Para pôr na estante: Conheça 5 livros da Literatura Negra Brasileira

Conheça algumas obras da literatura negra brasileira ou relembre títulos que valem a pena serem relidos.

Entre as múltiplas violências que o racismo trouxe aos negros no Brasil, está a negação da intelectualidade da mulher e do homem negro. No campo da literatura brasileira, foram impostos diversos impasses a escritores negros. O reconhecimento destes autores é algo ainda a ser superado nos dias atuais, embora a literatura negra tenha ganhado cada vez mais espaço devido a luta dos movimentos antirracista no Brasil ao longo da história. Um exemplo disso, é a obra Pequeno Manual Antirracista da escritora Djamila Ribeiro, que foi a mais vendida em 2020 por um dos maiores canais de vendas de livros no mundo, a Amazon.

Mas em que consiste o que chamamos de literatura negra ou literatura afro-brasileira?
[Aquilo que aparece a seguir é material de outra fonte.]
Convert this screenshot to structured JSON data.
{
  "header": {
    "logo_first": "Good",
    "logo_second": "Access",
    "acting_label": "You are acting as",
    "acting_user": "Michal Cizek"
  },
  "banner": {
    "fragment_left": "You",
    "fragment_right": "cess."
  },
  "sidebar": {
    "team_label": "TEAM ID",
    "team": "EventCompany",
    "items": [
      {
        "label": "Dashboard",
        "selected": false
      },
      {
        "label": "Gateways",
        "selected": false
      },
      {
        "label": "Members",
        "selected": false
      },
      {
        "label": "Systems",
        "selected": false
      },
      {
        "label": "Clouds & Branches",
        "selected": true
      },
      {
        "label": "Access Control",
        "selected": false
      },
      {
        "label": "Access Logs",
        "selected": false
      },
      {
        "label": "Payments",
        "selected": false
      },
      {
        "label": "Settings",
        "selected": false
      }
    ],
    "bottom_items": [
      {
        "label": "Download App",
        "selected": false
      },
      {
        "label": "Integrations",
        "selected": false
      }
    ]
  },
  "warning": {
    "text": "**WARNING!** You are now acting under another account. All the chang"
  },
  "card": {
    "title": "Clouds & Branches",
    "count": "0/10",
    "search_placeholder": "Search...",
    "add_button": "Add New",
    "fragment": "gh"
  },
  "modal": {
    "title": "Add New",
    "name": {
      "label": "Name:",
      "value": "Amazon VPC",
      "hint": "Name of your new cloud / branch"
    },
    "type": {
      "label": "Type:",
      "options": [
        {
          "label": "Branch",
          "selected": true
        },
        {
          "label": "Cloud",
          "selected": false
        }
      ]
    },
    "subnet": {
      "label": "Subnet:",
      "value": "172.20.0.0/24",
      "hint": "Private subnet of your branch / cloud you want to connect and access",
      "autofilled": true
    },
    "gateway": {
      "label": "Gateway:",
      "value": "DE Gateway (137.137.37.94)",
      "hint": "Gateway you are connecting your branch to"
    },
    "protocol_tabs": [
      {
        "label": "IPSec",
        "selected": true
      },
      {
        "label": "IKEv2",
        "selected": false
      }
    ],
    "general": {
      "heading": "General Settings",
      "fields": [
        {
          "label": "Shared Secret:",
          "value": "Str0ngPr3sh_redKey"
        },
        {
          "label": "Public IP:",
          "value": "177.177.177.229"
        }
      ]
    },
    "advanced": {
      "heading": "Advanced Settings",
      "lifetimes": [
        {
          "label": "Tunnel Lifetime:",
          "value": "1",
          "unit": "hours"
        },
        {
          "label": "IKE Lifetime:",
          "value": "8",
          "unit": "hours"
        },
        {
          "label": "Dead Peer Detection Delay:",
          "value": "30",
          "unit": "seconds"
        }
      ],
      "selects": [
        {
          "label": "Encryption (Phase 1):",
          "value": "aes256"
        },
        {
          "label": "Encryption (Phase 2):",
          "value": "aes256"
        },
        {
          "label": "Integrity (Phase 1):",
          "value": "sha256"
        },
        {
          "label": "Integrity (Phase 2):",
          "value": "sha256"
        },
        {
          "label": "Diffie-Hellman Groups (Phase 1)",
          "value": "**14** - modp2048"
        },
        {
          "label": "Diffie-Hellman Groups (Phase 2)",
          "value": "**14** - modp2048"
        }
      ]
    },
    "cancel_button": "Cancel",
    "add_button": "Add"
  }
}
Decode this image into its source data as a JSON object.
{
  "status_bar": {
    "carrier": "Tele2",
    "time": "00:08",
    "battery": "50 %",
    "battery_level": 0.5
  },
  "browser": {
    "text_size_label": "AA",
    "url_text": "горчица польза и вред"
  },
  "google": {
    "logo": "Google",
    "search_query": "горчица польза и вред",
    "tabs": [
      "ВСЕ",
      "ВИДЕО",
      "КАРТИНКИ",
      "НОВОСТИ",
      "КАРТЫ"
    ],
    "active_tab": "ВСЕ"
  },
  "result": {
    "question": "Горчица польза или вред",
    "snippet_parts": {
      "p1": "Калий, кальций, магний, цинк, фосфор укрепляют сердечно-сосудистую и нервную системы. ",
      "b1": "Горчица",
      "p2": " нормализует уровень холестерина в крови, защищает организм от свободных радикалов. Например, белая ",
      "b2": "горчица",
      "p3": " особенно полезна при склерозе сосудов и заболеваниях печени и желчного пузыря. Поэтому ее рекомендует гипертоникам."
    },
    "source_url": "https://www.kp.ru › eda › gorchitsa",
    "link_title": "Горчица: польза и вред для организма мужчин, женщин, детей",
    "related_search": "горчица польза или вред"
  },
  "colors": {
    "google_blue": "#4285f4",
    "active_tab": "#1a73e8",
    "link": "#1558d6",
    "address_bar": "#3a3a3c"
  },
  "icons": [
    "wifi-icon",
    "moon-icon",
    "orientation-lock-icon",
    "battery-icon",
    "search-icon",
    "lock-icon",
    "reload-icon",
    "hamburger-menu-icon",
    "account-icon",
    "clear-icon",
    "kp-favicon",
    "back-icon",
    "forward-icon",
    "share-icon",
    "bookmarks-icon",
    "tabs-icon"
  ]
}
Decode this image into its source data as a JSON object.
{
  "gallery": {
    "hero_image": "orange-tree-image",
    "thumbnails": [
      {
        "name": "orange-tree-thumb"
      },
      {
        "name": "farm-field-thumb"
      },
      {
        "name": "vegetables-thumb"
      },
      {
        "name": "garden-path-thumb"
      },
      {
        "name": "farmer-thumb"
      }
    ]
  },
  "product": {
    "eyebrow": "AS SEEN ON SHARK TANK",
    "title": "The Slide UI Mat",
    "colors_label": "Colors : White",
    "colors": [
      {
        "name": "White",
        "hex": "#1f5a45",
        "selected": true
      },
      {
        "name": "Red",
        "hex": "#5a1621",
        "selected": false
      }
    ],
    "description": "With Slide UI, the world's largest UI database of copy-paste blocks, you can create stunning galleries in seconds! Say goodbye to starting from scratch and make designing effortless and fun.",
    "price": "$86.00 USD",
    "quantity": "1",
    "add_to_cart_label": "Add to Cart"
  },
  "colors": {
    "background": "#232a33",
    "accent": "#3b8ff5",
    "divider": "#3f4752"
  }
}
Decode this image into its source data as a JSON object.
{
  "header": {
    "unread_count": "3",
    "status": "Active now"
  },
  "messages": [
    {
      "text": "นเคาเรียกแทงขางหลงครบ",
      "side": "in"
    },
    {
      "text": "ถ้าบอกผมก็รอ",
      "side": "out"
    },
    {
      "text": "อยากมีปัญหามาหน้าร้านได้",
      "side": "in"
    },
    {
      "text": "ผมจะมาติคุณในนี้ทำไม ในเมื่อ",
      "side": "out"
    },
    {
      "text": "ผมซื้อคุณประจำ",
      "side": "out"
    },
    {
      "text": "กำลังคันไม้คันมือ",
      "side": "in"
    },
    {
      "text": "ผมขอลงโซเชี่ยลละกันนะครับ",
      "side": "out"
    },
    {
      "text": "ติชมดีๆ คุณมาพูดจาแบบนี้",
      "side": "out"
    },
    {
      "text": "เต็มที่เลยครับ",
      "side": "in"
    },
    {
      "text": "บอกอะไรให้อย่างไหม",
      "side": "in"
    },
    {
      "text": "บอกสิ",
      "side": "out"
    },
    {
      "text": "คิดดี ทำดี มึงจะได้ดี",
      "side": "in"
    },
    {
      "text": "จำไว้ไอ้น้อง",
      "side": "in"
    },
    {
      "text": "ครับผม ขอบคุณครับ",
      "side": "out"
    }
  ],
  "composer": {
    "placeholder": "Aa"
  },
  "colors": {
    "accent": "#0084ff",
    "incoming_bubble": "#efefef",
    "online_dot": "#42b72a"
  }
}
A literatura negra não se limita a um só gênero literário ou temática. Ela é marcada pelos múltiplos sentimentos e vivências dos seus autores. Em comum, as composições da literatura afro-brasileira possuem a busca pela conquista do seu lugar identitário na arte.

Para ocupar este lugar no mercado literário, tais escritores atravessaram a desvalorização por parte das grandes editoras durante anos no Brasil. Segundo a pesquisa do Grupo de Estudos em Literatura Brasileira Contemporânea da Universidade de Brasília (UnB), o perfil dos escritores brasileiros com publicações entre 2004 e 2014, pelas editoras Companhia das Letras, Record e Rocco, que estão entre as principais editoras do país, é formado por 97,5% autores brancos.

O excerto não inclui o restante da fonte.